All of this is encouraging, but the details of implementation of this vision is what really matters. For starters, in Washington math, authorization doesn’t equal appropriation. The details of how new funds reach their targets and who gets to control this process matter even more.
We look forward to providing robust coverage of these developments, week after week, as we have over the past 42 years.
In 2016, The Cancer Letter’s reach expanded to 120 institutional subscribers and a growing number of individual subscribers.
This year, more advertisers have discovered that The Cancer Letter ends up on the desks and computer screens of the most important players in oncology, the pharmaceutical industry, funding and regulatory agencies, and advocacy groups.
This was a good year to make illustrations a part of The Cancer Letter. Our lead artist, Katherine Pavlovna Goldberg, had a fantastic time with all things moonshot. Check out the retrospective on the cover of this issue.
A Chicago-based illustrator and costume designer, Katie earned an MFA degree from the North Carolina School of the Arts earlier this year. Now, a disclosure: Katie is my daughter. She grew up with this stuff.
Throughout the year, Matthew Bin Han Ong has led coverage of the moonshot efforts as they affected NCI, NIH, FDA, Congress, Big Data and beyond. Matt, or Scoop, as he is known around the office, has banged out 50 of the 64 moonshot stories we have published. Arguably, this is more moonshot coverage than you will find anyplace else on this planet.
And here they are.
This year, Scoop won four journalism awards: the first place Dateline Award from the Washington, D.C. Chapter of the Society of Professional Journalists for his series titled “Power Morcellation: A Hazardous Practice.” His haul also includes the Best in Business Award for Outstanding Business Journalism, Society of American Business Editors and Writers (second place); the Health Care Journalism Award of the National Institute for Health Care Management Foundation (finalist), and the Azbee Award of Excellence, American Society of Business Publication Editors (second place).

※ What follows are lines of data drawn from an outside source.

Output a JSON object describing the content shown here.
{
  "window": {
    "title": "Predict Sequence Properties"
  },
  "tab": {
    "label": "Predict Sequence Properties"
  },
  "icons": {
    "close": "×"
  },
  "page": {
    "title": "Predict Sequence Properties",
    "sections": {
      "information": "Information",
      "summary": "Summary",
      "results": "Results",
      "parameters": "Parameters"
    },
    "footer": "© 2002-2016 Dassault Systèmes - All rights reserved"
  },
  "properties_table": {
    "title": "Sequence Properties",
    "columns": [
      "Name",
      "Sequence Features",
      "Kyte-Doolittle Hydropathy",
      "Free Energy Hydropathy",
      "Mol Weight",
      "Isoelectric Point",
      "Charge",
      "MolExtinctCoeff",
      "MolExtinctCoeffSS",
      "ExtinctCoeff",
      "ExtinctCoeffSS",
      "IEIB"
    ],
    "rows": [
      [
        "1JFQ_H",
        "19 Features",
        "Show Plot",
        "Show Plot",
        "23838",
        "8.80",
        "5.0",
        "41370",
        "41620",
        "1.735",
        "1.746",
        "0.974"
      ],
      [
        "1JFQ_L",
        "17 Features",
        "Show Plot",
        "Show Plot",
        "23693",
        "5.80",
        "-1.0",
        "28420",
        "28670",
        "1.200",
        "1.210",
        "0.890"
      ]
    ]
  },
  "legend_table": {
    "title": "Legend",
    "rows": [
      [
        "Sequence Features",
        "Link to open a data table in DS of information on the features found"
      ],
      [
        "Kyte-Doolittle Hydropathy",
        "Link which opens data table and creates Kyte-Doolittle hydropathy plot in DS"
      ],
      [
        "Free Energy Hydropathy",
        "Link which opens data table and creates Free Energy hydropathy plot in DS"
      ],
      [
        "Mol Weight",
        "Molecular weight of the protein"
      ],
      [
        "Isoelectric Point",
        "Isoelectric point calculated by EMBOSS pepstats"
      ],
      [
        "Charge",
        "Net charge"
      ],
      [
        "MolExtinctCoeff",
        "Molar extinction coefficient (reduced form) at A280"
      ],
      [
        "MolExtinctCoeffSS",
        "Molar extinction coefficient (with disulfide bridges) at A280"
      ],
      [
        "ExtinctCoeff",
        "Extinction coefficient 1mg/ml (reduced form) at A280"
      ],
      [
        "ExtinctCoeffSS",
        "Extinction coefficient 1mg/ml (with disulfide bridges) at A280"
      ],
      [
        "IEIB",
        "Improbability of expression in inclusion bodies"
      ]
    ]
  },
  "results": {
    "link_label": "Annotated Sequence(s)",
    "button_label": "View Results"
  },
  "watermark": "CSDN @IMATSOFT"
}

Another notable piece of journalism was written by an intern, Laura Brawley, who spent the summer of 2016 in our offices, after finishing her first year at the University of Chicago. Laura produced an overview of development of drugs that target the PD-1 protein and its ligands, PD-L1 and PD-L2 (The Cancer Letter, Oct. 7). She found an unprecedented development effort, with 803 registered clinical trials testing 20 of these checkpoint inhibitors. The trials, in various stages of completion, had slots for 166,736 patients. Laura’s project—and FDA’s detailed response (The Cancer Letter, Nov. 11)—are required reading for anyone involved in development of cancer drugs.
We published Slamming the Door, a 14-part series that re-examined the concurrent controversies at the Cancer Prevention and Research Institute of Texas and MD Anderson Cancer Center. This examination was possible in part because of insight provided by Alfred Gilman, the Nobel laureate who served as the first scientific director of the state institution that distributes $300 million a year. Gilman died on Dec. 23, 2015.
We have been upgrading The Cancer Letter’s website and information systems. This has been a slow process, but it’s getting done. And—you heard it here first—we have redesigned the PDF version of The Cancer Letter.
You will see it next month.
Until now, anyone who had a question was likely to get a callback from yours truly. I’ve always enjoyed this part of my job. We have grown sufficiently that I have to give it up, but I remain as reachable as I have always been.
The Cancer Letter now has a general manager, Angela Spring, who comes to us from Politics & Prose, Washington’s premier independent book store, where, as the sales floor manager, she oversaw a staff of 18 unruly intellectuals.
Angela, who is hyper-organized, has taken over the upkeep of The Cancer Letter’s subscription database, customer service, advertising and production.
As 2016 ends, we look forward to covering the changes mandated by the new order in Washington—and helping our readers adjust, reorient and regroup.